You’re a second year or third year student who wants to work in finance, but you have no finance experience. Does this exclude you from the race? Not necessarily. Investment banking is a notoriously competitive career choice, particularly if you don’t have an impressive record of banking internships. But don’t despair. Just because you didn’t get around to applying for Spring Week during your first term at university, it doesn’t mean you have to write off investment banking as a career.
You can still get in, but you’ll need to follow the strategies below.
Show you’re interested in finance
Firstly, you will need to demonstrate financial literacy. Are you trading on your own account? Or spread betting? Have you joined the finance, investment and trading societies at your college? Are you aware of key issues in the industry? Maybe you could even start blogging about finance? Think about taking some online finance courses to supplement your knowledge.
What makes you different to all the other students who want to work in banking (and who have experience?). Every serious applicant is going to be academically excellent. Make sure you flag additional achievements, including prizes, particularly high grades and relevant projects. You’re aiming to convince the reader that you have what it takes to succeed in a demanding and testing industry.
Show that you have skills that can be transferred
Without a history of finance-related jobs, you’ll need to use your involvement in sports, student societies and part-time or voluntary work to stress your suitability for banking. Identify examples of situations where you showed the skills banks are looking for: teamwork, leadership, entrepreneurship, resilience and stamina. Any job shadowing or volunteering will have given you plenty of transferable skills. The same goes for drama groups, travel or college projects and internships.
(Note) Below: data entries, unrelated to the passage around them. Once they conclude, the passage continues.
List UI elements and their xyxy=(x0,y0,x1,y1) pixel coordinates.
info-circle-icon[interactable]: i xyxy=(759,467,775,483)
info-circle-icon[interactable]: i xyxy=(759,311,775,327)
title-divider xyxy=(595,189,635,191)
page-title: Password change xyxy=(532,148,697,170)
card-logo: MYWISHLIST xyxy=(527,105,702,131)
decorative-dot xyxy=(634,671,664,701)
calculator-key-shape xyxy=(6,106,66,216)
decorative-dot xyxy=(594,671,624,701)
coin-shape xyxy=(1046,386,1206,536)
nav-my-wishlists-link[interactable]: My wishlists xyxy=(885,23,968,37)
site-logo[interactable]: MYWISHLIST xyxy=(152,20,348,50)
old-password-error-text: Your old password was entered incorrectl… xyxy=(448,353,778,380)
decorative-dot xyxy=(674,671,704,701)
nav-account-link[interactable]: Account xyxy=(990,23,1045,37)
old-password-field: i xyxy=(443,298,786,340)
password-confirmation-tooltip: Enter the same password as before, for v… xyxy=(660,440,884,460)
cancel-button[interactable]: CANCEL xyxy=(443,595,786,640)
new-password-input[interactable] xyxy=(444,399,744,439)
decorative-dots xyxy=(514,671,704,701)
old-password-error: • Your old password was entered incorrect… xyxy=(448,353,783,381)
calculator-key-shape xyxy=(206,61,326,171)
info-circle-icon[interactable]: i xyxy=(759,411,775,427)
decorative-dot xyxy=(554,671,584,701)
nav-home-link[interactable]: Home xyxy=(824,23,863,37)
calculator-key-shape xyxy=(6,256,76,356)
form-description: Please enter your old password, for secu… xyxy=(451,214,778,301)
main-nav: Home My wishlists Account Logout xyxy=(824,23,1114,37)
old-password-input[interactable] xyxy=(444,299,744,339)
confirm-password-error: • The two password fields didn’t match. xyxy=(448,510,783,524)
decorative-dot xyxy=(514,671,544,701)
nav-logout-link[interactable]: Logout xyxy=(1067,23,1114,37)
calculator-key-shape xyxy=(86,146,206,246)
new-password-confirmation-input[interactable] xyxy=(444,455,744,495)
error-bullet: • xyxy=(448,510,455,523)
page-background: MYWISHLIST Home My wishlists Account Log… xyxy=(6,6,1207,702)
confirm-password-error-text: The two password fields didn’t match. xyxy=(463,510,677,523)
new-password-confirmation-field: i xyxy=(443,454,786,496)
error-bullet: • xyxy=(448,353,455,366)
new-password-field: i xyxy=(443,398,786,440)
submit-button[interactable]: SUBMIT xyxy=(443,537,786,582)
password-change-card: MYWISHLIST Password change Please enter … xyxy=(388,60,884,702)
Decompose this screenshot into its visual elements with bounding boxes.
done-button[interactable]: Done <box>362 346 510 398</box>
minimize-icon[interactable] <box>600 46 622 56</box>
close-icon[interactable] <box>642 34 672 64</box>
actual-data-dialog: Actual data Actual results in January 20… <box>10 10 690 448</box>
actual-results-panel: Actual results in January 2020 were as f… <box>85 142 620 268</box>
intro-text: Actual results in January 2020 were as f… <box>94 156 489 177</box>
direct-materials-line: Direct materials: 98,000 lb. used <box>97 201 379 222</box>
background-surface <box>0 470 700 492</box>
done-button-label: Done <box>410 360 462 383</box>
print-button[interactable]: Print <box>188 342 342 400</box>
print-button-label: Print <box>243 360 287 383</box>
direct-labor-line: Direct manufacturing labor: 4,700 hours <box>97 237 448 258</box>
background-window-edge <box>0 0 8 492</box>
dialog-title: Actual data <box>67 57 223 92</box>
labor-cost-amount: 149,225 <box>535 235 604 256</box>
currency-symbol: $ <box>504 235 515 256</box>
Let’s say, for example, that you did fencing at university. Did you also have a position on the club committee, organise competitions or train as a referee or coach? Or maybe you enjoyed acting and helped put on a play. Did you fund-raise, manage the accounts or run the publicity? Maybe you were interviewed on local radio or negotiated a money-saving deal on costume hire?
Make notes on anything you’ve done that shows you’re an inspiring presenter or are creative at solving problems, finding short cuts to solutions or spotting opportunities. What examples do you have of situations where you’ve shown initiative, leadership and team work? Write them down. The same goes for demonstrations of numeracy, analysis, attention to detail and time management in your project work.
Interests that show your strength of character and resilience are also impressive. Competitive sports and high energy activities (think mountain climbing or long-distance cycling) are a plus.
Banks also like to think they’re hiring entrepreneurs. So, have you (for example), set up your own eBay business, university society, or IT support firm? If you’ve proven yourself in another field – show it. You can’t just say you’re good; you need to give concrete examples.
Know where you want to work and use the right language to reference it
A computer will read your CV first. If your CV doesn’t contain the right kind of keywords for your chosen position, you’ll struggle to get past the computer’s “applicant tracking system.” You’ll need to have a comprehensive understanding of the banking job you’re applying for. It will help, too, if you also understand the phrases that apply to it. If you make it to interview you’ll be asked some very detailed questions about the role.
Ditch the clichés and be relevant
No one’s going to be impressed by a CV that says you’re innovative and have a strong work ethic. Instead, start your CV by adding two or three bullet points highlighting the strengths you have that are relevant to the role. As the CV progresses, you’ll need clear bullet points emphasizing tangible, quantifiable achievements. Use active verbs in the past tense. This makes your CV easy to read and shows your clean, uncluttered and decisive approach.
Get the basics right
Triple check everything. Make sure the formatting is consistent, with clear headings and sub-headings and the same font throughout. No one’s going to be impressed by a CV that’s littered with mistakes.
Victoria McLean is the founder and CEO of City CV, a London-based CV writing service. She was previously a recruiter at Goldman Sachs and the equities division of Bank of America Merrill Lynch.